En complément, les entreprises pourraient (et devraient) décider d’investir pour que leurs employés aménagent un bureau à domicile assurant un bien-être physique, cognitif et émotionnel. Il y a un mois, on pouvait se dire que les dépenses relatives à un bureau à domicile relevaient du personnel. On peut maintenant saisir qu’il s’agit d’un investissement rentable pour les organisations. Ce l’est aussi pour les promoteurs résidentiels, qui pourraient offrir des espaces de travail isolés à même les aires communes. Cela est tout aussi bon pour les restaurants, les cafés et les bibliothèques qui gagneraient en clientèle.

En effet, au lieu de se soucier du vide qu’on pourrait créer dans le centre-ville, imaginons toute l’activité qu’on pourrait générer dans les milieux de vie naturels de milliers de travailleurs. 

Passant une plus grande proportion de leurs semaines à la maison, ou près de la maison, on pourrait développer davantage d’habitudes liées aux transports actifs comme le vélo ou la marche. Parlant de cela, imaginez-vous quitter la maison à pied, après une journée de travail, confortablement installé, vous arrêtant à la fruiterie du quartier puis à l’école chercher vos enfants. Vous pourriez y croiser des voisins ou des amis complètement par accident, profitant de l’air extérieur et sentant les subtilités de chaque saison. Tout ce que le quotidien offre de mieux. Je rêve, me direz-vous. C’est pourtant ce que l’on fait à l’heure actuelle. C’est déjà bien réel, mais dans une version apocalyptique.

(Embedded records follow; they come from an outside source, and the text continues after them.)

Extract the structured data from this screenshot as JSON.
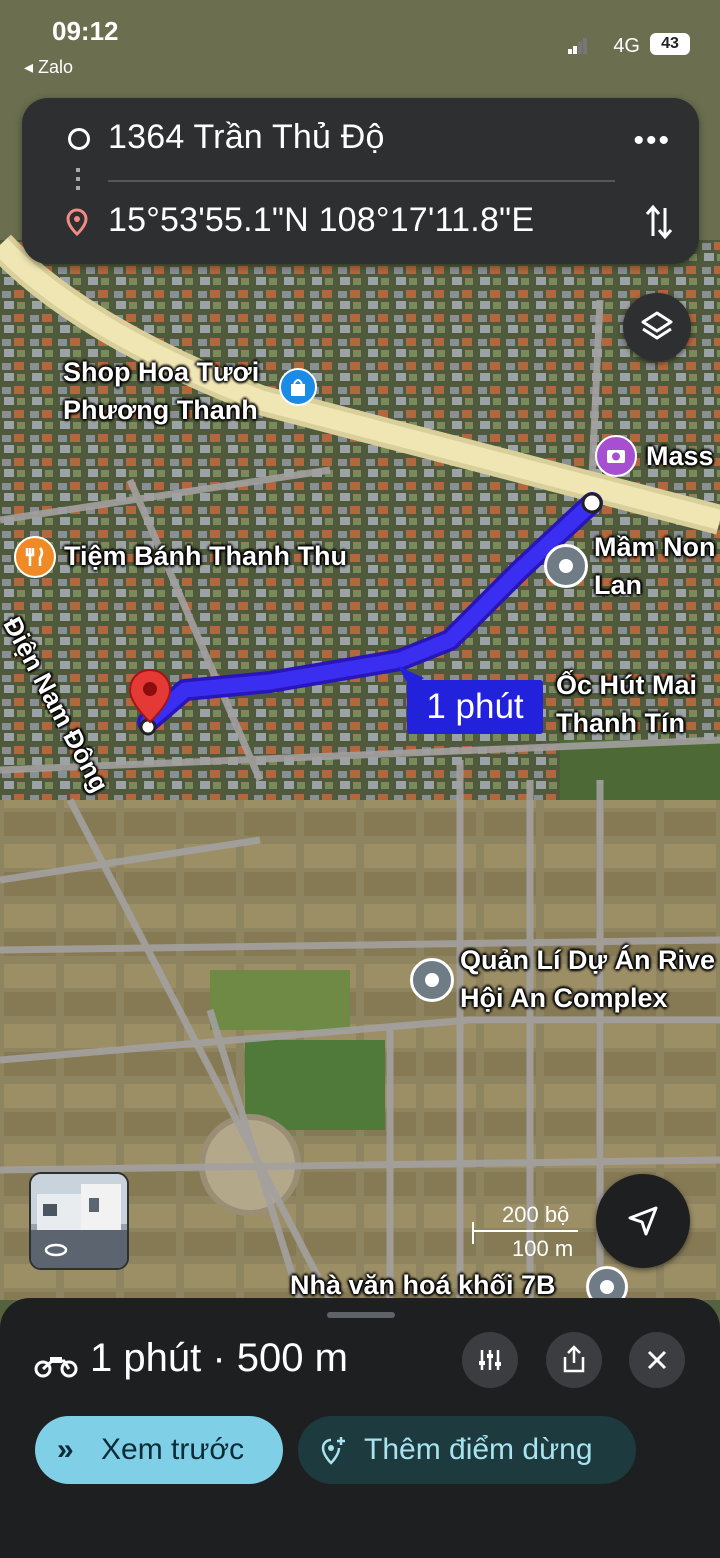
{
  "status_bar": {
    "time": "09:12",
    "back_app": "◂ Zalo",
    "network": "4G",
    "battery": "43"
  },
  "directions": {
    "origin": "1364 Trần Thủ Độ",
    "destination": "15°53'55.1\"N 108°17'11.8\"E",
    "more_icon": "more-horizontal-icon",
    "swap_icon": "swap-vertical-icon"
  },
  "map": {
    "route_duration_label": "1 phút",
    "places": [
      {
        "name": "Shop Hoa Tươi\nPhương Thanh",
        "icon": "shopping-bag-icon"
      },
      {
        "name": "Mass",
        "icon": "camera-icon"
      },
      {
        "name": "Tiệm Bánh Thanh Thu",
        "icon": "restaurant-icon"
      },
      {
        "name": "Mầm Non\nLan",
        "icon": "place-icon"
      },
      {
        "name": "Ốc Hút Mai\nThanh Tín",
        "icon": "none"
      },
      {
        "name": "Quản Lí Dự Án Rive\nHội An Complex",
        "icon": "place-icon"
      },
      {
        "name": "Nhà văn hoá khối 7B",
        "icon": "place-icon"
      }
    ],
    "streets": [
      {
        "name": "Điện Nam Đông"
      }
    ],
    "scale": {
      "feet": "200 bộ",
      "meters": "100 m"
    },
    "colors": {
      "route": "#3a1fd8",
      "pin": "#e53935"
    }
  },
  "route_summary": {
    "mode_icon": "motorcycle-icon",
    "text": "1 phút · 500 m",
    "actions": [
      {
        "icon": "route-options-icon"
      },
      {
        "icon": "share-icon"
      },
      {
        "icon": "close-icon"
      }
    ],
    "preview_button": "Xem trước",
    "add_stop_button": "Thêm điểm dừng"
  }
}
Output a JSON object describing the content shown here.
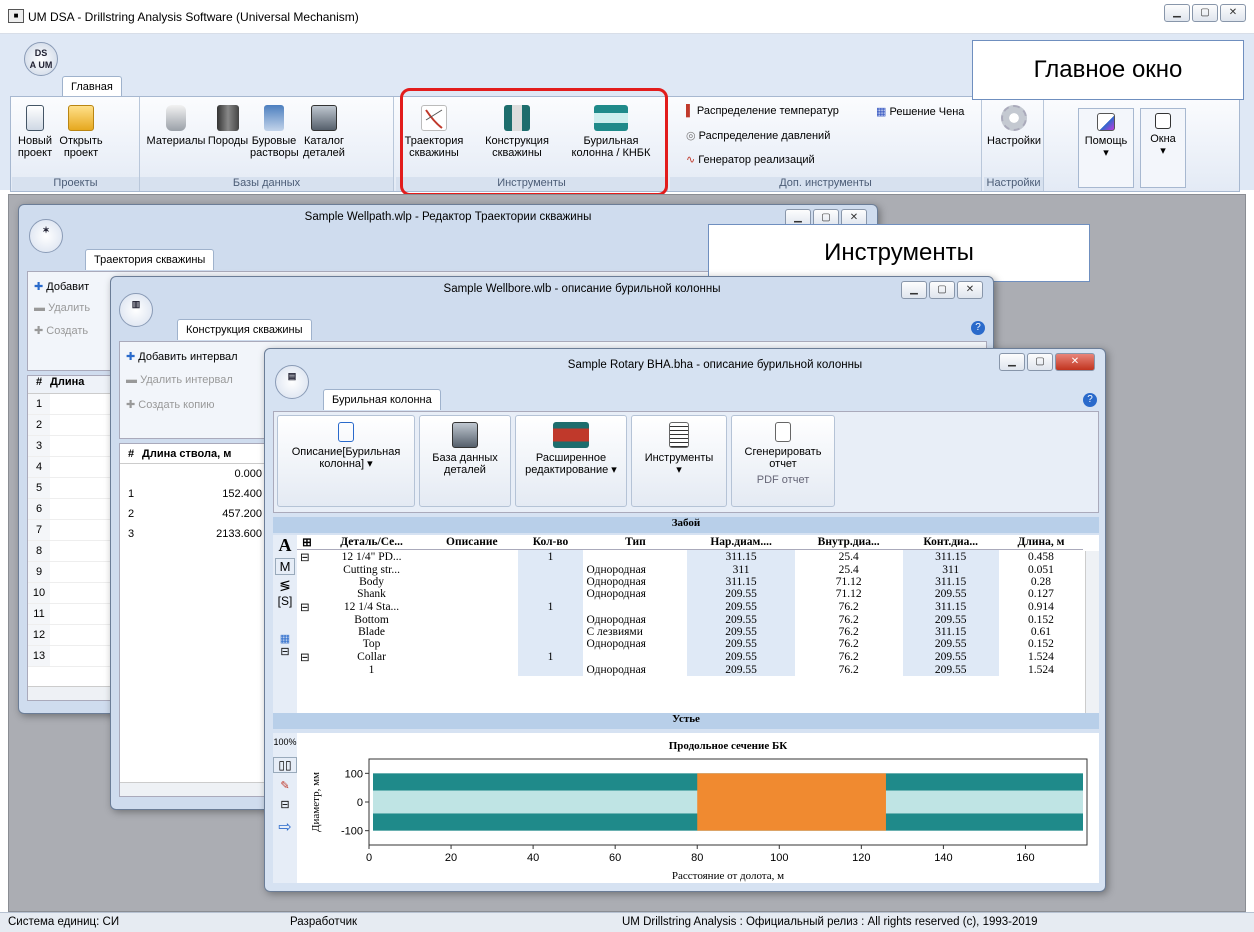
{
  "app": {
    "title": "UM DSA - Drillstring Analysis Software (Universal Mechanism)",
    "logo_text": "DS A UM"
  },
  "ribbon": {
    "tab": "Главная",
    "groups": {
      "projects": {
        "label": "Проекты",
        "new": "Новый проект",
        "open": "Открыть проект"
      },
      "databases": {
        "label": "Базы данных",
        "materials": "Материалы",
        "rocks": "Породы",
        "fluids": "Буровые растворы",
        "catalog": "Каталог деталей"
      },
      "tools": {
        "label": "Инструменты",
        "trajectory": "Траектория скважины",
        "construction": "Конструкция скважины",
        "string": "Бурильная колонна / КНБК"
      },
      "extra": {
        "label": "Доп. инструменты",
        "temp": "Распределение температур",
        "chen": "Решение Чена",
        "pressure": "Распределение давлений",
        "generator": "Генератор реализаций"
      },
      "settings": {
        "label": "Настройки",
        "btn": "Настройки"
      },
      "help": "Помощь",
      "windows": "Окна"
    }
  },
  "callouts": {
    "main": "Главное окно",
    "tools": "Инструменты"
  },
  "w1": {
    "title": "Sample Wellpath.wlp - Редактор Траектории скважины",
    "tab": "Траектория скважины",
    "add": "Добавит",
    "del": "Удалить",
    "create": "Создать",
    "col_num": "#",
    "col_len": "Длина",
    "rows": [
      "1",
      "2",
      "3",
      "4",
      "5",
      "6",
      "7",
      "8",
      "9",
      "10",
      "11",
      "12",
      "13"
    ]
  },
  "w2": {
    "title": "Sample Wellbore.wlb - описание бурильной колонны",
    "tab": "Конструкция скважины",
    "add": "Добавить интервал",
    "del": "Удалить интервал",
    "copy": "Создать копию",
    "col_num": "#",
    "col_len": "Длина ствола, м",
    "rows": [
      {
        "n": "",
        "v": "0.000"
      },
      {
        "n": "1",
        "v": "152.400"
      },
      {
        "n": "2",
        "v": "457.200"
      },
      {
        "n": "3",
        "v": "2133.600"
      }
    ]
  },
  "w3": {
    "title": "Sample Rotary BHA.bha - описание бурильной колонны",
    "tab": "Бурильная колонна",
    "buttons": {
      "desc": "Описание[Бурильная колонна]",
      "db": "База данных деталей",
      "adv": "Расширенное редактирование",
      "tools": "Инструменты",
      "gen": "Сгенерировать отчет",
      "pdf": "PDF отчет"
    },
    "bottom_label": "Забой",
    "top_label": "Устье",
    "side": {
      "a": "A",
      "m": "M",
      "s": "[S]"
    },
    "headers": [
      "Деталь/Се...",
      "Описание",
      "Кол-во",
      "Тип",
      "Нар.диам....",
      "Внутр.диа...",
      "Конт.диа...",
      "Длина, м"
    ],
    "rows": [
      [
        "12 1/4\" PD...",
        "",
        "1",
        "",
        "311.15",
        "25.4",
        "311.15",
        "0.458"
      ],
      [
        "Cutting str...",
        "",
        "",
        "Однородная",
        "311",
        "25.4",
        "311",
        "0.051"
      ],
      [
        "Body",
        "",
        "",
        "Однородная",
        "311.15",
        "71.12",
        "311.15",
        "0.28"
      ],
      [
        "Shank",
        "",
        "",
        "Однородная",
        "209.55",
        "71.12",
        "209.55",
        "0.127"
      ],
      [
        "12 1/4 Sta...",
        "",
        "1",
        "",
        "209.55",
        "76.2",
        "311.15",
        "0.914"
      ],
      [
        "Bottom",
        "",
        "",
        "Однородная",
        "209.55",
        "76.2",
        "209.55",
        "0.152"
      ],
      [
        "Blade",
        "",
        "",
        "С лезвиями",
        "209.55",
        "76.2",
        "311.15",
        "0.61"
      ],
      [
        "Top",
        "",
        "",
        "Однородная",
        "209.55",
        "76.2",
        "209.55",
        "0.152"
      ],
      [
        "Collar",
        "",
        "1",
        "",
        "209.55",
        "76.2",
        "209.55",
        "1.524"
      ],
      [
        "1",
        "",
        "",
        "Однородная",
        "209.55",
        "76.2",
        "209.55",
        "1.524"
      ]
    ],
    "chart_tools": {
      "zoom": "100%"
    }
  },
  "chart_data": {
    "type": "area",
    "title": "Продольное сечение БК",
    "xlabel": "Расстояние от долота, м",
    "ylabel": "Диаметр, мм",
    "xlim": [
      0,
      175
    ],
    "ylim": [
      -150,
      150
    ],
    "x_ticks": [
      0,
      20,
      40,
      60,
      80,
      100,
      120,
      140,
      160
    ],
    "y_ticks": [
      100,
      0,
      -100
    ],
    "highlight": {
      "from": 80,
      "to": 126,
      "color": "#f08a30"
    },
    "body_color": "#1f8a8a"
  },
  "status": {
    "units": "Система единиц: СИ",
    "mode": "Разработчик",
    "info": "UM Drillstring Analysis : Официальный релиз : All rights reserved (c), 1993-2019"
  }
}
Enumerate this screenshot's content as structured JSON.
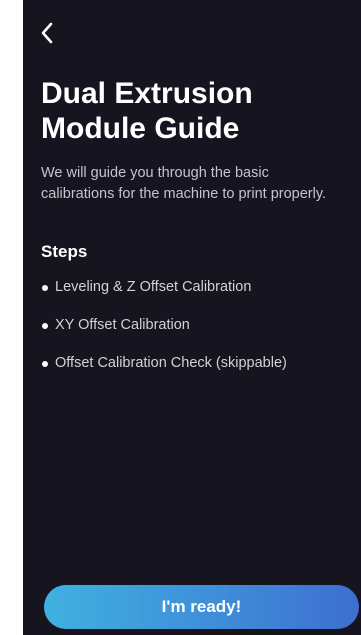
{
  "header": {
    "back_icon": "chevron-left-icon"
  },
  "title": {
    "line1": "Dual Extrusion",
    "line2": "Module Guide"
  },
  "intro": {
    "line1": "We will guide you through the basic",
    "line2": "calibrations for the machine to print properly."
  },
  "steps": {
    "heading": "Steps",
    "items": [
      {
        "label": "Leveling & Z Offset Calibration"
      },
      {
        "label": "XY Offset Calibration"
      },
      {
        "label": "Offset Calibration Check (skippable)"
      }
    ]
  },
  "footer": {
    "ready_label": "I'm ready!"
  },
  "colors": {
    "background": "#16151f",
    "text": "#ffffff",
    "muted_text": "#c4c3ce",
    "button_gradient_start": "#3fb1e0",
    "button_gradient_end": "#3d6fd0"
  }
}
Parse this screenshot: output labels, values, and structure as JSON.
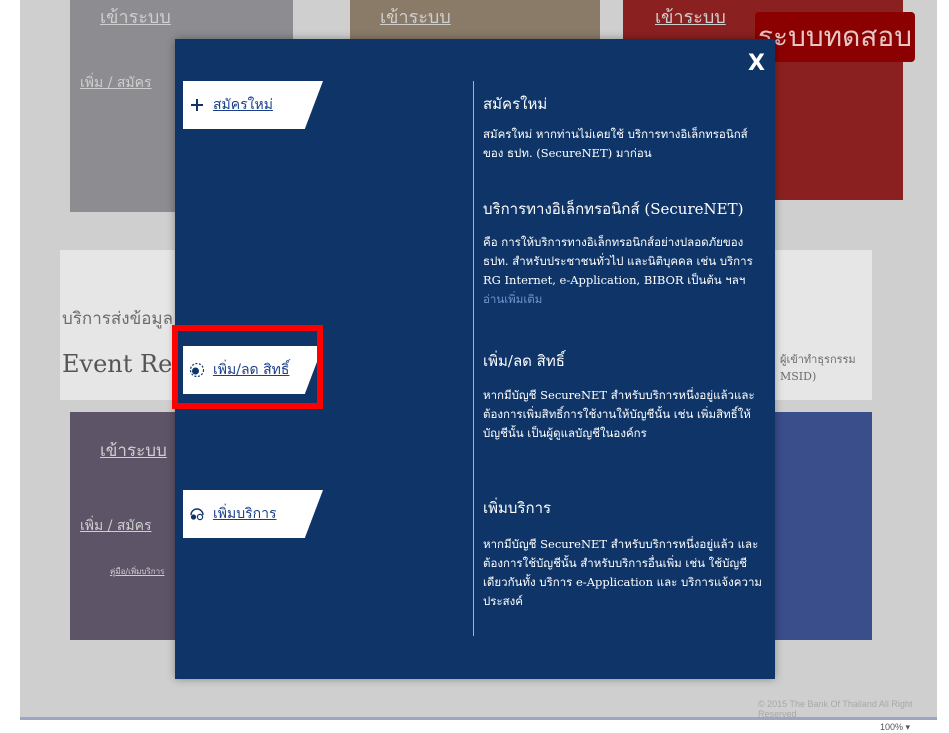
{
  "background": {
    "login_label_1": "เข้าระบบ",
    "login_label_2": "เข้าระบบ",
    "login_label_3": "เข้าระบบ",
    "test_badge": "ระบบทดสอบ",
    "add_apply_1": "เพิ่ม / สมัคร",
    "send_data_text": "บริการส่งข้อมูล",
    "event_text": "Event Re",
    "right_text_1": "ผู้เข้าทำธุรกรรม",
    "right_text_2": "MSID)",
    "login_label_4": "เข้าระบบ",
    "add_apply_2": "เพิ่ม / สมัคร",
    "small_link": "คู่มือ/เพิ่มบริการ",
    "copyright": "© 2015 The Bank Of Thailand All Right Reserved",
    "zoom": "100%"
  },
  "modal": {
    "close_label": "X",
    "options": {
      "register": "สมัครใหม่",
      "add_remove_rights": "เพิ่ม/ลด สิทธิ์",
      "add_service": "เพิ่มบริการ"
    },
    "sections": {
      "register_title": "สมัครใหม่",
      "register_desc": "สมัครใหม่ หากท่านไม่เคยใช้ บริการทางอิเล็กทรอนิกส์ของ ธปท. (SecureNET) มาก่อน",
      "securenet_title": "บริการทางอิเล็กทรอนิกส์ (SecureNET)",
      "securenet_desc": "คือ การให้บริการทางอิเล็กทรอนิกส์อย่างปลอดภัยของ ธปท. สำหรับประชาชนทั่วไป และนิติบุคคล เช่น บริการ RG Internet, e-Application, BIBOR เป็นต้น ฯลฯ",
      "securenet_link": "อ่านเพิ่มเติม",
      "rights_title": "เพิ่ม/ลด สิทธิ์",
      "rights_desc": "หากมีบัญชี SecureNET สำหรับบริการหนึ่งอยู่แล้วและต้องการเพิ่มสิทธิ์การใช้งานให้บัญชีนั้น เช่น เพิ่มสิทธิ์ให้บัญชีนั้น เป็นผู้ดูแลบัญชีในองค์กร",
      "service_title": "เพิ่มบริการ",
      "service_desc": "หากมีบัญชี SecureNET สำหรับบริการหนึ่งอยู่แล้ว และต้องการใช้บัญชีนั้น สำหรับบริการอื่นเพิ่ม เช่น ใช้บัญชีเดียวกันทั้ง บริการ e-Application และ บริการแจ้งความประสงค์"
    }
  }
}
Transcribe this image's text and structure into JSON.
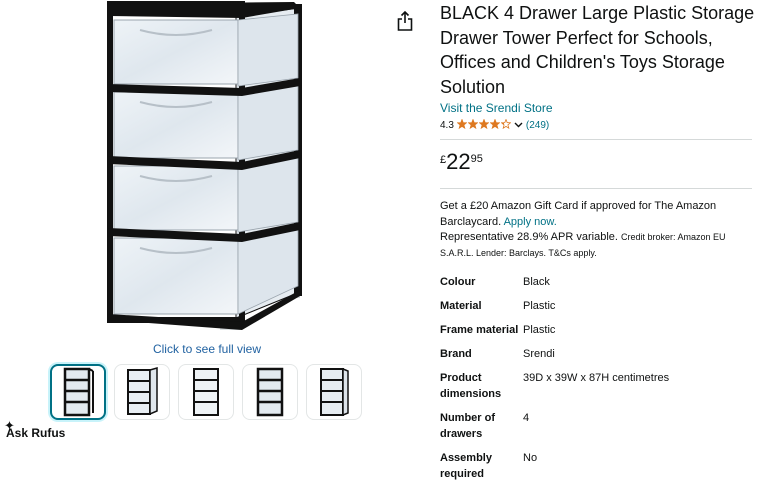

En conclusion, il y aurait donc un lien direct entre l’engagement, la productivité et le télétravail. Il y a aussi un lien à faire entre notre empreinte environnementale et la manière dont nous allons au travail. Le télétravail, donc, constitue une piste de solution pour plusieurs problèmes systémiques auxquels on fait face. Le Québec est un petit bassin dans l’écosystème nord-américain. On doit être créatifs et ouverts pour continuer d’évoluer et assurer notre avenir. Nous avons présentement une opportunité, nous devons essayer.

J’écris ces lignes pendant que mes enfants de 4 et 6 ans jouent à mes pieds, avec mon amoureuse en téléconférence juste devant moi. Si je peux le faire, on peut tous le faire. En définitive, le télétravail ferait qu’on vivrait tous plus d’heures par semaine dans nos milieux de vie. Lesquels nous chérissons tous pour des raisons qui nous sont propres. Une plus grande part de télétravail dans notre quotidien pourrait niveler à la hausse la qualité de vie de tout un chacun, sans égard à son emplacement ou son éloignement de Montréal. Fini l’interminable débat entre la ville et la banlieue. Finie une bonne partie des effets pervers de l’étalement urbain. La part du stress dans notre vie s’en verrait d’autant diminuée. Qui voudrait dire non à ça ? Certainement pas moi.

Moi, je dis oui !

> *Lisez un article sur le télétravail (en anglais)
> **Consultez l'étude de Gallup (en anglais)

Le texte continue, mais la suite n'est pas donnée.